AdLand, these days, are not very fond of outsiders. And that’s a shame, for when we look back through the decades, it has been those outsiders who have helped spurn the growth, change and prosperity of creative thinking and advertising. With AdLand shutting its doors on people with moderate or little experience, or refusing to provide opportunity for professionals who were successful elsewhere, it is sealing its own demise.

Yes, we understand that the ‘old guard’ can learn new techniques. There’s no question about that. But the way we do business and even think of business is changing, while AdLand is not. Our industry needs to pick it up in order to stay relevant and attract quality talent.

Our Suggestions:
1) Remove the “years of required experience”
We understand that in the past, it was thought that people had to have a specific amount of time to understand an industry, position, and what have you. But in the past, people did not have the amount of technology and information at their fingertips. Training, learning and on-the-job training is the best its ever been. You want to search for understanding and comprehension; a 3-year pro may have just as many contacts and have just as much insight as a 10-year pro. Give them both an open ear.

2) Be more open to diverse backgrounds
AdLand sucks these days at looking at people coming from different industries and disciplines. Perhaps it is the risk factor- because these people are supposed to contribute immediately and successfully, somebody not “matching the keyword search on the recruiting site” may not excel.

Though we understand, but the thinking is misguided.

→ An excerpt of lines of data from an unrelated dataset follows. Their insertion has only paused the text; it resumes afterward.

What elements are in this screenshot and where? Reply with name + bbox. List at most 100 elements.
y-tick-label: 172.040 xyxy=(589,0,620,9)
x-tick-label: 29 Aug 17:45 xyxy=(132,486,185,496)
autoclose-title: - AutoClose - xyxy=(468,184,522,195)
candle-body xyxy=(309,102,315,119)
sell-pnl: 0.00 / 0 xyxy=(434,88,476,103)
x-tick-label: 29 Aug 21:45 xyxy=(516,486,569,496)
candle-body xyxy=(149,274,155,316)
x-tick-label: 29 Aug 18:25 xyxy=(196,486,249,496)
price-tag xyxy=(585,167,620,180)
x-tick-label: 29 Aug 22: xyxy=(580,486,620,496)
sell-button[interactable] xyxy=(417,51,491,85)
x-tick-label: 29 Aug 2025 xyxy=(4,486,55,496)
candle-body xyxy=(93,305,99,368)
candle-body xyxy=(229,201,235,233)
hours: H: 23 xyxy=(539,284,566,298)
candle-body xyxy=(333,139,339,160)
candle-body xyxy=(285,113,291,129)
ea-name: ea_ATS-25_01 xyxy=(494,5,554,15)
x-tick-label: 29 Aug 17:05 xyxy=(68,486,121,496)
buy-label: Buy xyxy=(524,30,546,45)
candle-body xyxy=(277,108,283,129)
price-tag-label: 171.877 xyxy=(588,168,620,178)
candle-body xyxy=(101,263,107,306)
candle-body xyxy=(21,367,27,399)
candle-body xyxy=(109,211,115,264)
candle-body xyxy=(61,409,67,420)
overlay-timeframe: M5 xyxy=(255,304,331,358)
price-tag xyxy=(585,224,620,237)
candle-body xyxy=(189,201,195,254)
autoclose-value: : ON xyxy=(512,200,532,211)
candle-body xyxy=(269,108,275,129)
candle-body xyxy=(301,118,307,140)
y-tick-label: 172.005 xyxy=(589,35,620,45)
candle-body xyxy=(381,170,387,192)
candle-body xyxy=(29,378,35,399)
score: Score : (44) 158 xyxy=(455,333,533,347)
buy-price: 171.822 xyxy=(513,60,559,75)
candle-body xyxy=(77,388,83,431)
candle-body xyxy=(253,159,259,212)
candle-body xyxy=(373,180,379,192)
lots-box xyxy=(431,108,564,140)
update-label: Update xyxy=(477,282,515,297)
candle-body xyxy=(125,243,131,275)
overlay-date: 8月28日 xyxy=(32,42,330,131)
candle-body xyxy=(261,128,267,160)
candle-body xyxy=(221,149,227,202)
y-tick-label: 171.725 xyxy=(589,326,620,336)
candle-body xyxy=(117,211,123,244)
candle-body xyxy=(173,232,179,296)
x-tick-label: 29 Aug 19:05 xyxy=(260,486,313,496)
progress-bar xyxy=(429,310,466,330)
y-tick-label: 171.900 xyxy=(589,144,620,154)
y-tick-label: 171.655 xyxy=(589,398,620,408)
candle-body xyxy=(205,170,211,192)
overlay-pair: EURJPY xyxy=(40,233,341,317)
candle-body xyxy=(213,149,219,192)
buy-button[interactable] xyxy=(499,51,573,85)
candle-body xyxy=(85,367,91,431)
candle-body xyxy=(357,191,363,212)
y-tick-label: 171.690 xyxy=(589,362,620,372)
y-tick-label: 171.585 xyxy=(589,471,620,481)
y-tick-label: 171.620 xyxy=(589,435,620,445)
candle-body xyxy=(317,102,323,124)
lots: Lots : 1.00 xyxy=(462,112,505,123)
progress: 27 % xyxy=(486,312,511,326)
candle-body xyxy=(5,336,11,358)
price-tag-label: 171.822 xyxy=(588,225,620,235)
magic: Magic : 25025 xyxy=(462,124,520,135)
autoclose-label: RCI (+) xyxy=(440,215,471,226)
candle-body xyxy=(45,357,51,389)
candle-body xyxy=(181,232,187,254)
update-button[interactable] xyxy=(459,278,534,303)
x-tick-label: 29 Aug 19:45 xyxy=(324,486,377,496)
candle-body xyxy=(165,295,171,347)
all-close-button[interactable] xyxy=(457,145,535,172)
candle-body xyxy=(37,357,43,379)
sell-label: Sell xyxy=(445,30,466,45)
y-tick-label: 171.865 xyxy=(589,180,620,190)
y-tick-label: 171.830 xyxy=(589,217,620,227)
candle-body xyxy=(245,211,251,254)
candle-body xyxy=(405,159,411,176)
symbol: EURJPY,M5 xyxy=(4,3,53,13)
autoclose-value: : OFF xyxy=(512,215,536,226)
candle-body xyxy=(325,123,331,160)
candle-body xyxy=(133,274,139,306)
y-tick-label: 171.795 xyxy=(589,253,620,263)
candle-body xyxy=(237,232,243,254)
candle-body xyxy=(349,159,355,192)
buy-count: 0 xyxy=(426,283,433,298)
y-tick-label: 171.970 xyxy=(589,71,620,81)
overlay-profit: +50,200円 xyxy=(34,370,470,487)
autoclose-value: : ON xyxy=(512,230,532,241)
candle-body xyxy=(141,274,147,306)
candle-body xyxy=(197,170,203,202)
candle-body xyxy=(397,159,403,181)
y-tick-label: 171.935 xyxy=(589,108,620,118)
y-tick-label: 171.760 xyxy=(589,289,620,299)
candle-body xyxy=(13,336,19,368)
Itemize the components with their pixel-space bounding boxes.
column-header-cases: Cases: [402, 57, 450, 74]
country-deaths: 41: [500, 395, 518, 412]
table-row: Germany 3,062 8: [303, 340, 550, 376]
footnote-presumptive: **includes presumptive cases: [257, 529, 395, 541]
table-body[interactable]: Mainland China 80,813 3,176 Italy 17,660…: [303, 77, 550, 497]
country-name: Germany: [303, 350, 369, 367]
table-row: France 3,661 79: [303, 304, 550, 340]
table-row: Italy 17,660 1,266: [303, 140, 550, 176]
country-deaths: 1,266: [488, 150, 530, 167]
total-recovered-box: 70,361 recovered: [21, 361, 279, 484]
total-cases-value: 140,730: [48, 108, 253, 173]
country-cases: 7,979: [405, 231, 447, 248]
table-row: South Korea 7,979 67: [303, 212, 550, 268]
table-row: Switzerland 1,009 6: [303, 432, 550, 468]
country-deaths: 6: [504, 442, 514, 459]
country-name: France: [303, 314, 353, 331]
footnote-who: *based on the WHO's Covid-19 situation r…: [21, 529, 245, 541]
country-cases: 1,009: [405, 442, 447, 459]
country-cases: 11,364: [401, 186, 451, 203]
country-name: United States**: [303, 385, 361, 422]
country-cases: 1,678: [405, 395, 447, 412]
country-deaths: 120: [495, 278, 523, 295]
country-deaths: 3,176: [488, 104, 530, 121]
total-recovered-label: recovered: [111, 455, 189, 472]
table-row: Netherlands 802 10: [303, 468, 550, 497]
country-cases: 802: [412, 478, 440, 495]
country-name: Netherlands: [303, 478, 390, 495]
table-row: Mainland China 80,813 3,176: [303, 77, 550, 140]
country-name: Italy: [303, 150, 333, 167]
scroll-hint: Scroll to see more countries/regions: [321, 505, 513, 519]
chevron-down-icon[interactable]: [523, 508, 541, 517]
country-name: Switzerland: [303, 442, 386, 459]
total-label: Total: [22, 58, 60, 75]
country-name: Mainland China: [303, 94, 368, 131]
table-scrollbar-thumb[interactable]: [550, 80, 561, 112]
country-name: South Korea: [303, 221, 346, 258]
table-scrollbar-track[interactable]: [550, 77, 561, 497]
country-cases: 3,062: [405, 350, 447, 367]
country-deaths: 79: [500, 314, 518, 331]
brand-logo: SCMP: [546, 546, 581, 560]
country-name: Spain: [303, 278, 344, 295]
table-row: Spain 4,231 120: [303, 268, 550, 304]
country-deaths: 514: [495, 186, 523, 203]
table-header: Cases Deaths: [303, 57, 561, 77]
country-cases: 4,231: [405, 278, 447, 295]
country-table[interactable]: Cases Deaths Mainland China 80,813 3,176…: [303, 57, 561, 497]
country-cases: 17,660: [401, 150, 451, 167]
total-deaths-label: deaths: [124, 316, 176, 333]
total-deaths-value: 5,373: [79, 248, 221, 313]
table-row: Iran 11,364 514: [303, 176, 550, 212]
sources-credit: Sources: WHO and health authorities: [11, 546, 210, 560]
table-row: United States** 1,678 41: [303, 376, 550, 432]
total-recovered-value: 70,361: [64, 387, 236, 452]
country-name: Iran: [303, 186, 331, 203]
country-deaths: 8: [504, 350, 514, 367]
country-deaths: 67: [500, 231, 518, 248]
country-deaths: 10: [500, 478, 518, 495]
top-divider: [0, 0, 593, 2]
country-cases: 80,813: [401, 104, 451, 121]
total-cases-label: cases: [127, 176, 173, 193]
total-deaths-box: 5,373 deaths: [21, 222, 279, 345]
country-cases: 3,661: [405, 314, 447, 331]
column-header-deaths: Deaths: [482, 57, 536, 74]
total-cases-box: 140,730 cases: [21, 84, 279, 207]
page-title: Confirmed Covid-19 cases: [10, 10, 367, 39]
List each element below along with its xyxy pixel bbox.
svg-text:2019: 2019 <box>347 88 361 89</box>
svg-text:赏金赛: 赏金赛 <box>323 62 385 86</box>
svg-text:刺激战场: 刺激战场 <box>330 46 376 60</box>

If we are looking to fill a marketing manager position, and someone with a sales background and someone with a psychology background both apply, which one would you look at first?  Obviously in the LAME keyword search, the salesperson is going to look better.

But you can teach someone to sell. It’s harder to teach someone to examine how and why people think. We’re going with the psychology person. When we look at consumer behavior and consumer intent, that’s going to improve our marketing efforts. Not just a good salesperson.

3) STOP Relying on Keyword Searches!! 
Big brands are using keyword searches in resumes as a screening process for interviews. They want to make sure that the resume matches the job description. Though that’s fair, as more professionals learn that, guess what?

Professionals will simply copy and paste the job description in the resume, and modify it to make sure they still highlight what they’ve done. How’s that for unintended consequences?

Human resources need to treat their human capital like people. And you know, actually read stuff.

Well, those are our suggestions. Hope you enjoyed them.